Last week, for no reason I can explain (though I have theories), was very emotional for me. I have missed my Gideon, I have wondered about who he would be right now, I have longed for the moments I could have been having with him over the last 15 months. I am longing for the precious gift of time with my little boy.
I have done a lot of thinking about this precious gift, the gift of time. I realize that I have not understood or appreciated its value nearly so much as I do now. In some ways, my newfound appreciation for time has been bad for me because I am SUPER irritated when I notice that I am wasting time, or when others waste my time, or when my children are wasting time, because it seems like throwing away a treasure of immeasurable worth. However, it has also made me more laid back, happy, and forgiving than I used to be. My time with people here on earth is limited--I don't know HOW limited, but it will end. I don't want to spend years holding a grudge when I could let it go and be making memories and enjoying happiness with someone. When my time is up, I hope not to look back and wish I had spent so much of it differently. So I am more inclined to take extra moments to hug my children, to breathe deeply and check to see if I'm using my "yelling voice" or my "explaining voice" when I talk to them. I have sought for more opportunities to make memories with my family, and to do better things with the time I've been given. I treasure the time I have with them, the chance I have to get to know who they are, to help build relationships with them.
Time is a gift that I took for granted for a long time. It is something I never gave full credit to. I am somewhat disappointed as I look back at moments that I could and should have chosen to use differently. Sometimes it is a rather painful awareness, seeing the many moments I didn't treasure. I try not to waste too much time looking back, as it's impossible to change what has already been done, but there is no harm in learning from the past and trying to make the most out of the present and future. I am trying to give this precious gift its due respect and attention.
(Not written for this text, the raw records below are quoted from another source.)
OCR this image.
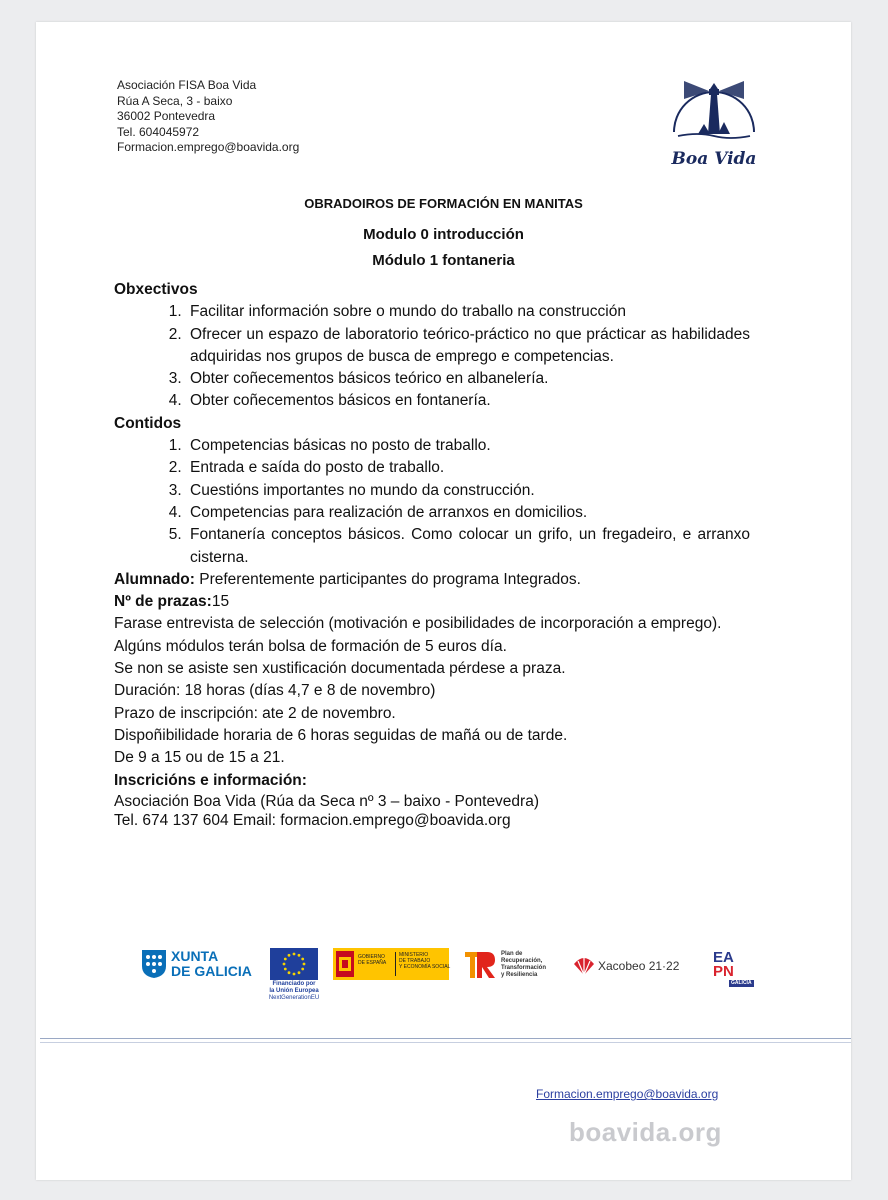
Asociación FISA Boa Vida
Rúa A Seca, 3 - baixo
36002 Pontevedra
Tel. 604045972
Formacion.emprego@boavida.org
Boa Vida
OBRADOIROS DE FORMACIÓN EN MANITAS
Modulo 0 introducción
Módulo 1 fontaneria
Obxectivos
1. Facilitar información sobre o mundo do traballo na construcción
2. Ofrecer un espazo de laboratorio teórico-práctico no que prácticar as habilidades adquiridas nos grupos de busca de emprego e competencias.
3. Obter coñecementos básicos teórico en albanelería.
4. Obter coñecementos básicos en fontanería.
Contidos
1. Competencias básicas no posto de traballo.
2. Entrada e saída do posto de traballo.
3. Cuestións importantes no mundo da construcción.
4. Competencias para realización de arranxos en domicilios.
5. Fontanería conceptos básicos. Como colocar un grifo, un fregadeiro, e arranxo cisterna.

Alumnado: Preferentemente participantes do programa Integrados.

Nº de prazas:15

Farase entrevista de selección (motivación e posibilidades de incorporación a emprego). Algúns módulos terán bolsa de formación de 5 euros día.

Se non se asiste sen xustificación documentada pérdese a praza.

Duración: 18 horas (días 4,7 e 8 de novembro)

Prazo de inscripción: ate 2 de novembro.

Dispoñibilidade horaria de 6 horas seguidas de mañá ou de tarde.

De 9 a 15 ou de 15 a 21.

Inscricións e información:

Asociación Boa Vida (Rúa da Seca nº 3 – baixo - Pontevedra)

Tel. 674 137 604 Email: formacion.emprego@boavida.org

XUNTA
DE GALICIA
Financiado por
la Unión Europea
NextGenerationEU
GOBIERNO
DE ESPAÑA
MINISTERIO
DE TRABAJO
Y ECONOMÍA SOCIAL
Plan de
Recuperación,
Transformación
y Resiliencia
Xacobeo 21·22 EA
PN
GALICIA
Formacion.emprego@boavida.org
boavida.org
I also treasure time spent with my other loved ones. Don't get me wrong though, and misjudge me as a flowery lovey dovey soul. Every day does not come filled with chocolate, bunnies, and roses; there are still days when my children are sick, my husband and I get frustrated with each other, or people irritate me. I have discovered a new ability to appreciate the bad and frustrating moments, though, right along with the good ones. These moments are helping me grow, helping me get to know my family members, giving me the chance to serve, that I might not have otherwise had.
I don't think I will ever look back on the one week I had with my infant son and feel like it was enough time. I am sometimes haunted by the moments I didn't spend with him. I wish I had held him longer, gone to the NICU in the middle of the night when I couldn't sleep, but I didn't. I can't go back...just forward. Time ticked and passed whether I was using it to build relationships and memories, to grow and learn, to serve or help, or whether I used it on frivolous pursuits. (I wince as I think of watching TV during that week of Gideon's life...what a waste.)
Good relationships are a treasure beyond compare; they lend strength, color, depth, and happiness to life. Healthy relationships (the kind that inspire each person to reach for their potential) should be nurtured, guarded, valued, and appreciated. They don't grow without an investment of time. Being present in the moment, making memories together, serving one another, creating together...I wish I had realized sooner how much of a gift all of these things are.
I think, when someone we love dies, what hurts the most is that longing for more time with them. I don't think it matters whether they are 2 days, 2 years, 2 decades or 102 years old. We hope they know how much we loved them, and often wish for the chance to tell them plainly about our feelings. We wish for more memories, for the chance to give (and receive) another hug, another touch, and we wish we would be able to nurture our relationship with them more. I felt that way when each of my grandfathers died, and when my son died.
In some ways, the choice of using time wisely, choosing not to be truly engaged in building up the things that matter most in life is similar to the Bible story where Esau sells his birthright for a mess of pottage. Our birthright, what we are God given is the chance to learn and grow to be like him, to love deeply, to serve others, to gain knowledge and wisdom. We can choose to use our time to try to become more like him, growing, loving, serving, working hard, creating, or we can choose to use it on other things....things that don't really matter, and aren't of lasting value.
I wanted to find a scripture that communicated this idea. Two came close, but can't quite put it into words the way I want them to. Deuteronomy 30:19 says "I call heaven and earth to record this day against you, that I have set before you life and death, blessing and cursing: therefore choose life, that both thou and thy seed may live;" More than ever, I want to live, to really live. I don't want to throw away precious time, precious relationships, precious opportunities. 2 Nephi 9:13-14 in the Book of Mormon talks about God's plan for us, and how when we're resurrected we'll have a perfect knowledge of our guilt or a perfect knowledge of our joy and righteousness.
My time is limited. As with all resources, choices have to be made, there is no way to go into debt on time, and whether I have to stand before God or whether I just have to stand and face myself in the mirror, I am very determined to be using time to do things that will matter to me for the rest of my life. I want to choose my life and feel happy about it, to look back and be glad I used the gift of time to build up and enhance other wonderful treasures in my life.